Please read graph from right-to-left. Do you see red triangle ? it show you direction of graph
 
i install nginx with this config , but when i visit sampledomain:81 i see default apache page for that ip!
 
Last edited:
Hi,

one question. Should nginx not run on port 80 and forward all to apache (port 81)? you have written, that apache runs on port 80 and forward to nginx.

can i run nginx -> apache too? because i want to make some special things to block ddos, and there is nginx a good option.
i have tried to run nginx on port 80 and apache on port 81, it was no problem. but when i call a site (ip/~username) there stands
Not Found

The requested URL /user was not found on this server.

Additionally, a 404 Not Found error was encountered while trying to use an ErrorDocument to handle the request.
Apache/2 Server at xx Port 80
the forwarding is working, but why i cant reach sites?

i hope you understand me, sorry for my bad english.
 
Hi,

one question. Should nginx not run on port 80 and forward all to apache (port 81)? you have written, that apache runs on port 80 and forward to nginx.

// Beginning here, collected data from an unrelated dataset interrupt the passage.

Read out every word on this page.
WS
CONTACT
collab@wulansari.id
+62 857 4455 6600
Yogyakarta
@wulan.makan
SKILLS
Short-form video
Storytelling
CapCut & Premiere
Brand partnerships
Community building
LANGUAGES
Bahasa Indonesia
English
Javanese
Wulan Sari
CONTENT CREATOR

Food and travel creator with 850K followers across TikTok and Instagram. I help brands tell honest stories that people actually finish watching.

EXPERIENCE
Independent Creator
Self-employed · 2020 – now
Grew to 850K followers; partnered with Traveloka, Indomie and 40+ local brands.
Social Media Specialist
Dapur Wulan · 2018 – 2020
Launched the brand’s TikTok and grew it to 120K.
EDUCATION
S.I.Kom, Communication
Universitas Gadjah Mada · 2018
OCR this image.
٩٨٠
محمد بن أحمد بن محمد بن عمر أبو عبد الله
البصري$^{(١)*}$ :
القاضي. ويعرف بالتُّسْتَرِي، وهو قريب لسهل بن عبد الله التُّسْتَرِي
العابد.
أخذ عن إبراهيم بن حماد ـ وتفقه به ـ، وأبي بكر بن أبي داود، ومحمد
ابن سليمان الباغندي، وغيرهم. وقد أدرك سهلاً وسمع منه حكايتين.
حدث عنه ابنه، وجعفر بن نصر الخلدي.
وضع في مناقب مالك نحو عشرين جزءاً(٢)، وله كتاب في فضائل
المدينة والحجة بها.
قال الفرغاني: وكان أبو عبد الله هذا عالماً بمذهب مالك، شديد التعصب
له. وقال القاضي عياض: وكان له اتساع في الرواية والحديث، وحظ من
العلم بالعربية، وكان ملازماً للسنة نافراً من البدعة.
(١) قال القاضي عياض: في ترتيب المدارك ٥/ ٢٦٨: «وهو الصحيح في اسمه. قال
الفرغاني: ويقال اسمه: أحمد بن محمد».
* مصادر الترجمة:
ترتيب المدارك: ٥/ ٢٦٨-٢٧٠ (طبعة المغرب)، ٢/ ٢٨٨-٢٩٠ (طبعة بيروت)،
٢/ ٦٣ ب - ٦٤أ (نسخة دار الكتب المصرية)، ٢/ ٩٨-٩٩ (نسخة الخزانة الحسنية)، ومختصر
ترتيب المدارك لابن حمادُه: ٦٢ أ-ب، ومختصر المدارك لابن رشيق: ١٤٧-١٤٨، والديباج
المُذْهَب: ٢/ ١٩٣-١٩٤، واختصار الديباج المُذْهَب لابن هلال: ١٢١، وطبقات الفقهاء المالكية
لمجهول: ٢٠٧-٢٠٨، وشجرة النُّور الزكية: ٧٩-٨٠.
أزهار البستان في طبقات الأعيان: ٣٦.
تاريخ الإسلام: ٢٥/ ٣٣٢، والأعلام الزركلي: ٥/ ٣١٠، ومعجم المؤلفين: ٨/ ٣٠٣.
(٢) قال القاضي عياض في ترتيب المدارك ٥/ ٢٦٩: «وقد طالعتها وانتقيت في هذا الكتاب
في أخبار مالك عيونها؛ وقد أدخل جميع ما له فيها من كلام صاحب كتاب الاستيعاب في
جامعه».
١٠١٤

can i run nginx -> apache too? because i want to make some special things to block ddos, and there is nginx a good option.
i have tried to run nginx on port 80 and apache on port 81, it was no problem. but when i call a site (ip/~username) there stands

Main idea is all request should come to nginx, then (if needed) to apache.

In my howto nginx is listen port 81, and apache listen port 80
All incoming requests are forwarded via firewall to port 81.

Code:
#freebsd
rdr on $ext_if proto tcp from any to $me port 80 -> $me port 81

# linux
iptables -t nat -A PREROUTING -p tcp -s ! _SERVERIP_ --dport 80 -j REDIRECT --to-ports 81


In case such setup no changes in Control Panel (Directadmin for example) are needed.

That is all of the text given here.